By Rhiannon Hoyle
SYDNEY--A sharp pullback in the value of commodities like coal
and iron-ore in recent months was "a rude awakening" for
Australia's mining industry that's likely spur further production
cuts, Yancoal Australia Ltd. (YAL.AU) managing director Murray
Bailey said Friday.
The commodity price declines were somewhat inevitable after
stimulus measures rolled out in China in response to the financial
crisis of 2008 drove the value of raw materials to record levels,
Mr. Bailey said at a Sydney conference.
The price of thermal coal--which is used for power generation
across Asia and accounts for almost half of Yancoal's sales--has
fallen 21% so far this year. Hard coking coal, used in
steel-making, has fallen 29%.
It would be a "natural reaction" for mining companies to slow
their rate of production, contain costs, and boost productivity in
response to this, Mr.

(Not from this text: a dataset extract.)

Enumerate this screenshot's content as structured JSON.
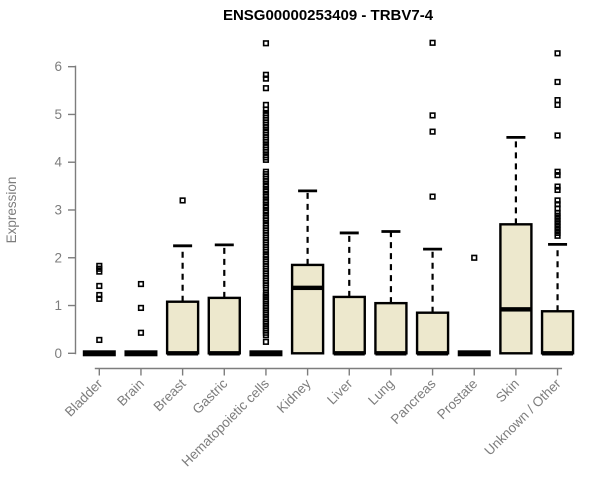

Bailey said.
Last month Chinese-backed Yancoal, which was formed through
Yanzhou Coal's recent takeover of Gloucester Coal and listed on the
Australian Securities Exchange in June, said it would review
expansion plans at all seven of its mines across the Queensland and
New South Wales states.
Other mining companies have also been curbing growth plans and
idling production at existing mines following the pullback in
prices. Earlier this week, BHP Billiton Ltd. (BHP) said it would
cease production at one of its jointly owned metallurgical coal
mines in northeastern Australia. Xstrata PLC (XTA.LN) recently
trimmed 600 jobs across its Australian coal operations.